Despite the dawn of a new era of accountability and pride for Arizona baseball, Mejia and Lopez still describe themselves as a postseason team that was “spitting oil,” and not playing to their potential when the Fort Worth, Texas NCAA regional began. Arizona sputtered, leaked, and lost to Baylor in its final game of the season.

“Real bumpy road freshman year,” Refsnyder said. “I think we had the talent, but the chemistry wasn’t there.”

The next year, certainly, they’d be better, riding the success of their newfound experience and a rejuvenated head coach. Instead, they ended up falling in the same fashion, losing to Texas A&M in the College Station regional championship 3-0, denying them a chance to even make it to a super regional.

Two chances, and two failures for the quintet. Time was running out to get to Omaha, as at least some of the group had played well enough to be selected in this year’s MLB Draft.

As juniors, they were the best and most consistent players on the team. Lopez’s heralded junior class had the necessary gumption and skill to make it to Omaha, and after a move from Frank Sancet Stadium to the city-owned Hi Corbett Field, the Wildcats won 36 games and the chance to host their first ever NCAA regional.

“It’s been an easy group to work with,” Lopez said. “They really have. I think the biggest thing, and it sounds crazy, we moved to Hi Corbett. We got a chance to host.”

The Wildcats, led by hitting from their junior class, and a defense spearheaded by defensive playmakers Pac-12 Player of the Year Mejia and third baseman Mejias-Brean, Arizona crushed regional competition by a total score of 47-10, putting themselves in a position to host the first super regional in Arizona baseball history.

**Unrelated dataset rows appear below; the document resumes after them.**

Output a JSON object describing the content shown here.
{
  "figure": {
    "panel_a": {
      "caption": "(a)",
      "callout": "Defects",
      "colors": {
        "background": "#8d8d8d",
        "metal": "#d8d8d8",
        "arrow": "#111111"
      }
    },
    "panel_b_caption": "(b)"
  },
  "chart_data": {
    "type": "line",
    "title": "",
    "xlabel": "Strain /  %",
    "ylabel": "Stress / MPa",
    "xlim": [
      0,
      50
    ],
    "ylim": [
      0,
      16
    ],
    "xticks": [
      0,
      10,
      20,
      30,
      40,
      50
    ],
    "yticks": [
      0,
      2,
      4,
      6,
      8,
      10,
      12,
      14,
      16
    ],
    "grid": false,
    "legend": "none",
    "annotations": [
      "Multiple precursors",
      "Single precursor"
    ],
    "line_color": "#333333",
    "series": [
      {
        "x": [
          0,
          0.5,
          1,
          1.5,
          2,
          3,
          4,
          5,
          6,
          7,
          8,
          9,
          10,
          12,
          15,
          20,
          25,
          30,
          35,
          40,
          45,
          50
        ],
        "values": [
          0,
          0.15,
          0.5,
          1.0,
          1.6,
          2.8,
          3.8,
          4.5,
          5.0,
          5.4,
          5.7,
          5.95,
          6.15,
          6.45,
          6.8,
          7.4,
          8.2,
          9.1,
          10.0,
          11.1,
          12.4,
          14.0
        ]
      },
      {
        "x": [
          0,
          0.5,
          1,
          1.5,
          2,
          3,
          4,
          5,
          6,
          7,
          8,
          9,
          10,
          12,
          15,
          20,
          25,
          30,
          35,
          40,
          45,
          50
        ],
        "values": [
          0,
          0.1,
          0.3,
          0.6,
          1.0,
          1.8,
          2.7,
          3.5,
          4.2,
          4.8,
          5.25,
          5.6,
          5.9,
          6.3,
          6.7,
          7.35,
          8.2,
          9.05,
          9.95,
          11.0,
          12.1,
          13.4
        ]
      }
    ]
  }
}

After disposing of St. John’s in a super regional sweep, the Wildcats and the not-so-young Wildcats found themselves in TD Ameritrade Park in Omaha, where Lopez promised they’d be if they followed his two rules: “Be on time, and do the right things,” Lopez said. “That’s it.”

“What they’ve accomplished, and they’re not done yet, I hope, but what they’ve gotten done is up to this point is basically what we strive for every day,” Lopez said.

The juniors, who all entered Omaha with jaw-dropping batting averages over .300 after five postseason games took their time disposing of Florida State, defeating them 4-3 in 12 innings, thanks to Heyer, who pitched 9.1 innings in the game but was not a factor in the decision.

Sophomore starter Konner Wade shutout UCLA on Tuesday, but not without the help of three of the total four runs scored by Refsnyder, Mejias-Brean and Mejia. The Seminoles forced a second game with Arizona after eliminating UCLA, but – to put it nicely – the Wildcats ended that one quickly, scoring six runs in the first inning and four in the fourth to eliminate Florida State Thursday afternoon, 10-3.

Now, here they are. Promises from Lopez kept, potential from five players realized and two wins away from a national title.

“Having the experience of losing and feeling what it feels like to go back on a charter plane and nobody talks, it’s a depressing feeling,” Refsnyder said. “I think we’re on a mission this year, myself and Kurt and the other juniors to really get the College World Series and now we’re in a position to win a national title.”